Unos 60 millones de espectadores han visto a lo largo de los últimos cinco años cómo es que este nido, ubicado en el condado de Slash Pine Tree, en el estado de Florida, ha albergado el nacimiento, año a año, de nuevos ejemplares de águilas calvas.

Se trata de Southwest Florid Eagle Cam, un webcam instalada en un nido a 18 metros de altura, cuyas imágenes son transmitidas en un streaming online desde el año 2012.

La iniciativa surgió de una empresa privada en la zona con el objetivo de difundir más entre los estadounidenses las costumbres y aspectos vitales de la que es su ave nacional, para así asegurar la sustentabilidad de la especie en años venideros.

Actualmente, la población mundial de estos animales asciende a aproximadamente 70.000 ejemplares, repartidos entre los EE.UU. y Canadá, principalmente.

Uno de ellos acaba de nacer con el fin de año, bautizado E9 por los observadores del nido.

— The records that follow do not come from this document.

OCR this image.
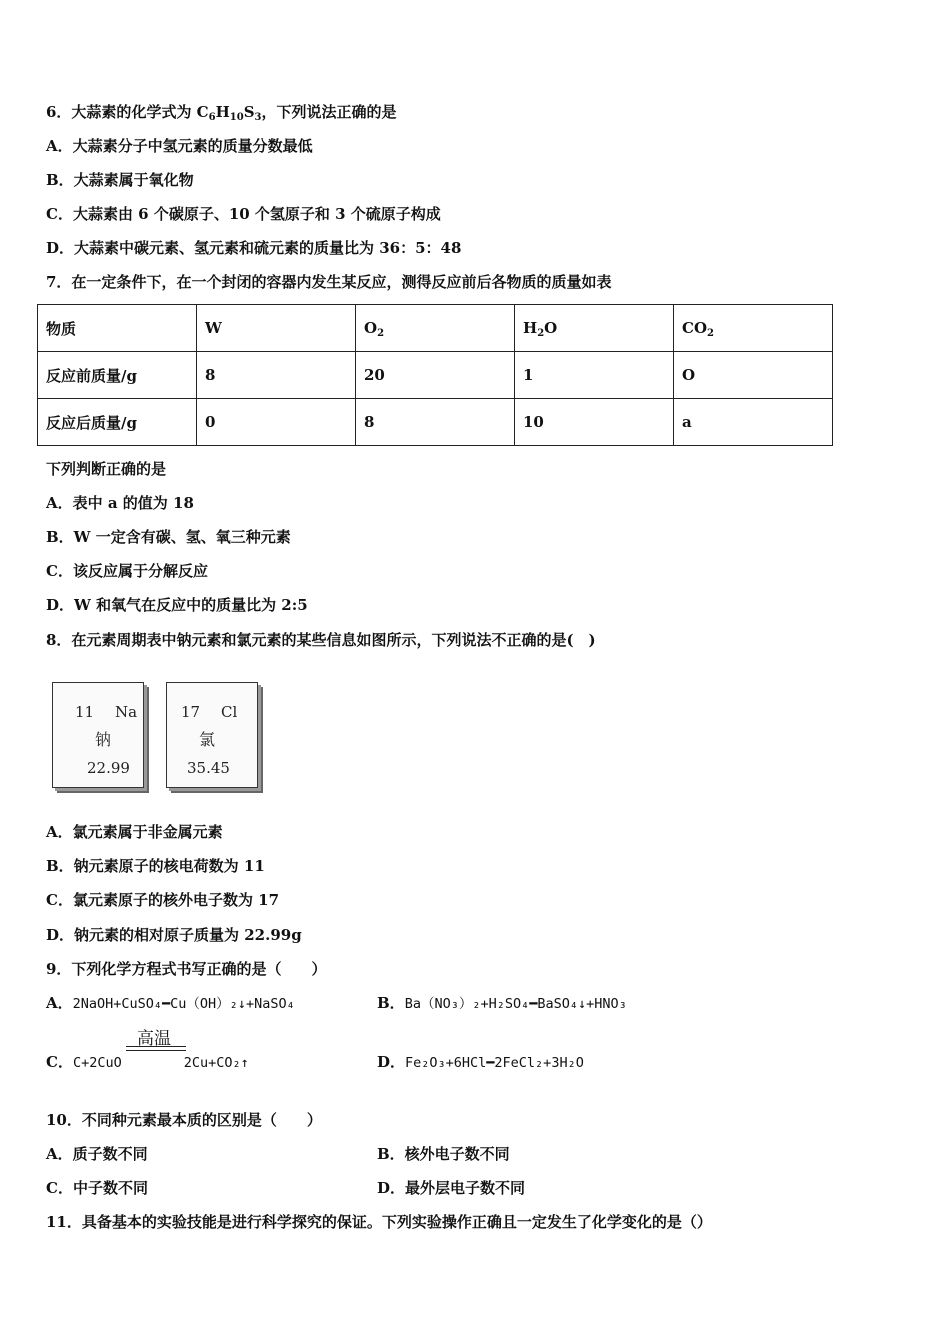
6．大蒜素的化学式为 $C_6H_{10}S_3$，下列说法正确的是
A．大蒜素分子中氢元素的质量分数最低
B．大蒜素属于氧化物
C．大蒜素由 6 个碳原子、10 个氢原子和 3 个硫原子构成
D．大蒜素中碳元素、氢元素和硫元素的质量比为 36：5：48
7．在一定条件下，在一个封闭的容器内发生某反应，测得反应前后各物质的质量如表
物质	W	$O_2$	$H_2O$	$CO_2$
反应前质量/g	8	20	1	O
反应后质量/g	0	8	10	a
下列判断正确的是
A．表中 a 的值为 18
B．W 一定含有碳、氢、氧三种元素
C．该反应属于分解反应
D．W 和氧气在反应中的质量比为 2:5
8．在元素周期表中钠元素和氯元素的某些信息如图所示，下列说法不正确的是(　)
11 Na
钠
22.99
17 Cl
氯
35.45
A．氯元素属于非金属元素
B．钠元素原子的核电荷数为 11
C．氯元素原子的核外电子数为 17
D．钠元素的相对原子质量为 22.99g
9．下列化学方程式书写正确的是（　　）
A．2NaOH+CuSO₄━Cu（OH）₂↓+NaSO₄	B．Ba（NO₃）₂+H₂SO₄━BaSO₄↓+HNO₃
高温
C．C+2CuO	2Cu+CO₂↑	D．Fe₂O₃+6HCl━2FeCl₂+3H₂O
10．不同种元素最本质的区别是（　　）
A．质子数不同	B．核外电子数不同
C．中子数不同	D．最外层电子数不同
11．具备基本的实验技能是进行科学探究的保证。下列实验操作正确且一定发生了化学变化的是（）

Estas aves cazadoras usan anualmente el mismo nido para traer al mundo a sus nuevas crías y el que se puede ver en la transmisión es uno de cerca de dos metros y medio de diámetro. Como si fuera la sala de una casa, podemos ver en él el cuidado que la pareja le procura a sus pequeños, la manera en que fortalecen su nido y los alimentos que les traen hasta que son capaces de abandonar el nido y formar el propio con sus respectivas parejas.

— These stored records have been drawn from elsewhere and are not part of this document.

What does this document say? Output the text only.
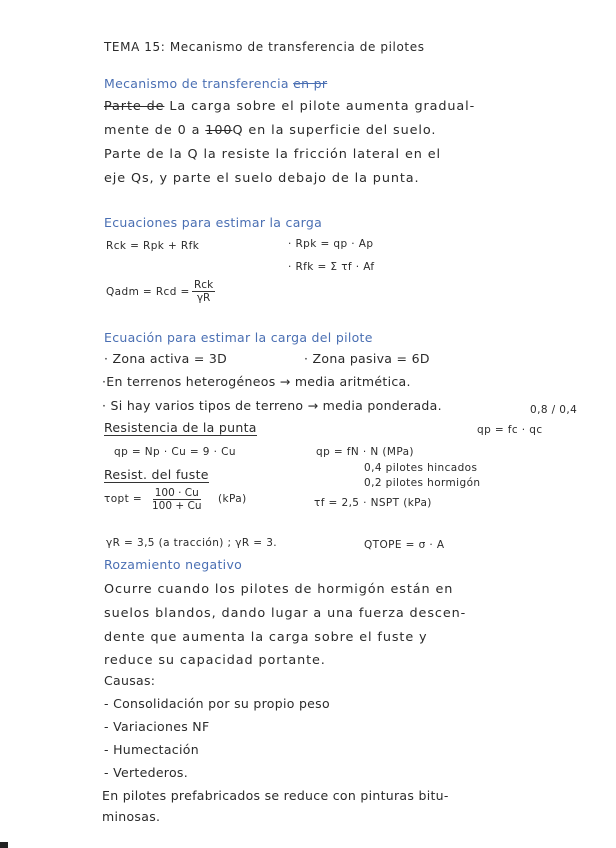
TEMA 15: Mecanismo de transferencia de pilotes
Mecanismo de transferencia en pr
Parte de La carga sobre el pilote aumenta gradual-
mente de 0 a 100Q en la superficie del suelo.
Parte de la Q la resiste la fricción lateral en el
eje Qs, y parte el suelo debajo de la punta.
Ecuaciones para estimar la carga
Rck = Rpk + Rfk	· Rpk = qp · Ap
· Rfk = Σ τf · Af
Qadm = Rcd =
Rck
γR
Ecuación para estimar la carga del pilote
· Zona activa = 3D	· Zona pasiva = 6D
·En terrenos heterogéneos → media aritmética.
· Si hay varios tipos de terreno → media ponderada.	0,8 / 0,4
qp = fc · qc
Resistencia de la punta
qp = Np · Cu = 9 · Cu	qp = fN · N (MPa)
0,4 pilotes hincados
0,2 pilotes hormigón
Resist. del fuste
$\tau opt = \frac{100 \cdot Cu}{100 + Cu} (kPa)$	τf = 2,5 · NSPT (kPa)
γR = 3,5 (a tracción) ; γR = 3.	QTOPE = σ · A
Rozamiento negativo
Ocurre cuando los pilotes de hormigón están en
suelos blandos, dando lugar a una fuerza descen-
dente que aumenta la carga sobre el fuste y
reduce su capacidad portante.
Causas:
- Consolidación por su propio peso
- Variaciones NF
- Humectación
- Vertederos.
En pilotes prefabricados se reduce con pinturas bitu-
minosas.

El cuidado por la conservación de esta especie logró sacarla de a pocos del estado cercano a la extinción en que se halló a fines del siglo pasado, para hoy ubicar al águila calva fuera de la lista de especies en peligro, hace diez años.

No obstante, la Lista Roja de Especies Amenazadas de la Unión Internacional para la Conservación de la Naturaleza y los Recursos Naturales (UICN) habría venido subestimando el real peligro de extinción que atraviesan una serie de especies animales alrededor del mundo, de acuerdo a lo revelado por un reciente estudio conducido por investigadores de la Universidad de Duke en Durham, Carolina del Norte y publicado por Science Advances. Ello se debería a la no incorporación de tecnologías modernas como la geolocalización y mapeo satelital en el proceso de evaluación del riesgo de extinción de varias especies.